Each org you belong to appears as a button that navigates to /o/<orgName>. The currently active org is highlighted, and personal orgs show a (personal) tag next to their name. This section — along with the Log out action — is hidden in solo mode.

The org list in this menu is sorted by org name.

How workspace access relates to org membership

This is the single most important thing to understand about orgs and sharing: org membership alone does not grant access to any workspace. Being a Member, Admin, or even Owner of an org does not let you see other people’s workspaces in that org.

Workspace access is layered separately on top of org membership:

  • Every workspace has a single owner — the user who created it.
  • A user can read a workspace only if they are its owner or they have an explicit per-user share grant for that workspace.
  • Shared workspaces appear in the recipient’s Shared section in the sidebar.

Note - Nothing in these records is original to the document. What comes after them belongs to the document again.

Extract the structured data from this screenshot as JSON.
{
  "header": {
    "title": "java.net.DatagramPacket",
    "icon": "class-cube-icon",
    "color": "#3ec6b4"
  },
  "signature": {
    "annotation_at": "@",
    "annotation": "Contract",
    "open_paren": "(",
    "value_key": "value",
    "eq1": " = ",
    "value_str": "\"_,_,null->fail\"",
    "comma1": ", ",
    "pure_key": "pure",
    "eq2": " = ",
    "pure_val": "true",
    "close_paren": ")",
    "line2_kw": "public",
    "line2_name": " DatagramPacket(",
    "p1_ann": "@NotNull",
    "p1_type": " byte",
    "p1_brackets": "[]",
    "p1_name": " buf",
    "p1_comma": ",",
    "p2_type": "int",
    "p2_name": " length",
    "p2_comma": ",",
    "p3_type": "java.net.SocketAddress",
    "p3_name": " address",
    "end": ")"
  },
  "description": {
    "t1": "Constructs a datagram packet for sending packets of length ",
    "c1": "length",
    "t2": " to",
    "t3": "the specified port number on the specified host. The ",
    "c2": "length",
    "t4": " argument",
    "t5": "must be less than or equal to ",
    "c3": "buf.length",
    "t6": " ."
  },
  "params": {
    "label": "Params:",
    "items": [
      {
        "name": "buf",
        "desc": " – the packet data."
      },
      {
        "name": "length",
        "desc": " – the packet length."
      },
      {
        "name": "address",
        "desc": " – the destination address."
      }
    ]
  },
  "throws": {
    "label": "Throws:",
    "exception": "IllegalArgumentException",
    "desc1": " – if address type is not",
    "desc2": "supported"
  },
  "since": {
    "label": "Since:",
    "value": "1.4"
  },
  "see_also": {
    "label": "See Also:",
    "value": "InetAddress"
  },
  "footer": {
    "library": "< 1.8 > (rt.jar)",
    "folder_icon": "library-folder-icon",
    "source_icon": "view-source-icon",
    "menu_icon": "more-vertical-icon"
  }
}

In other words, org membership defines who can be granted access; the workspace owner decides who actually gets it, one user at a time. The workspace owner manages this from the Workspace sharing dialog. See Workspaces for the full sharing workflow and Collaboration & Presence for what live state syncs between collaborators.

Warning: The Workspace sharing dialog currently offers three options — Private, All org members, and Specific members — but the All org members option is not implemented server-side and saving it fails with “invalid share mode”. Use Private or Specific members. To share with several members today, choose Specific members and check each user individually.

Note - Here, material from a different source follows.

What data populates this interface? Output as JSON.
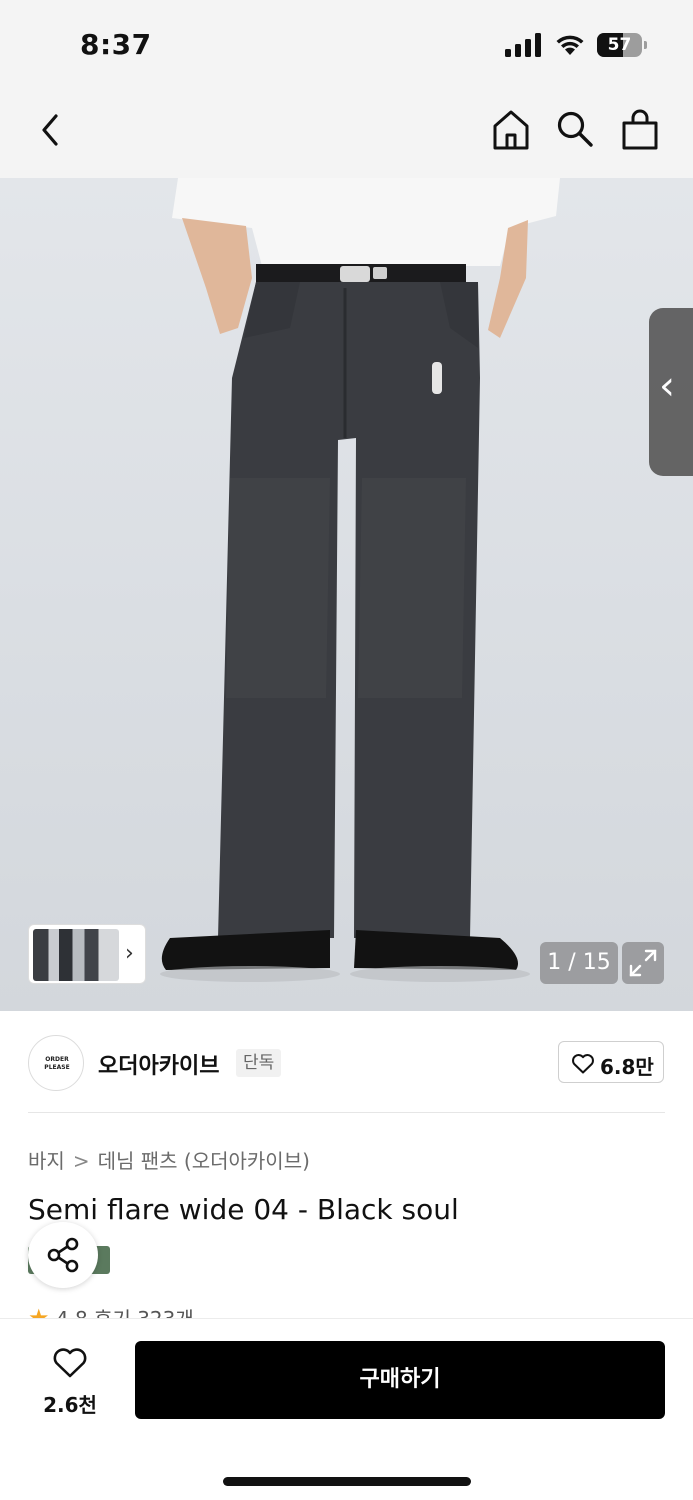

Note: A share grant authorizes the Hub to route a recipient’s traffic to the workspace’s Workers; it does not by itself decrypt anything. To actually read agent and terminal content, the recipient still opens their own end-to-end-encrypted channel to each Worker. The Hub is a blind relay and never sees plaintext. See Security & Threat Model.

Operator and CLI notes

There is no full org-management surface in the CLI; member and role management happen through the web app. The only org-related admin CLI command is read-only:

leapmux admin org list
FlagDefaultMeaning
--query""prefix match on org name
--limit50maximum rows to return
--cursor""pagination cursor (a created_at timestamp)

The output columns are ID, NAME, PERSONAL (yes/no), and CREATED; it prints “No organizations found.” when there are none. There is no admin CLI command to create or delete orgs or to manage membership and roles — use the web app for those. See Admin CLI for the complete reference.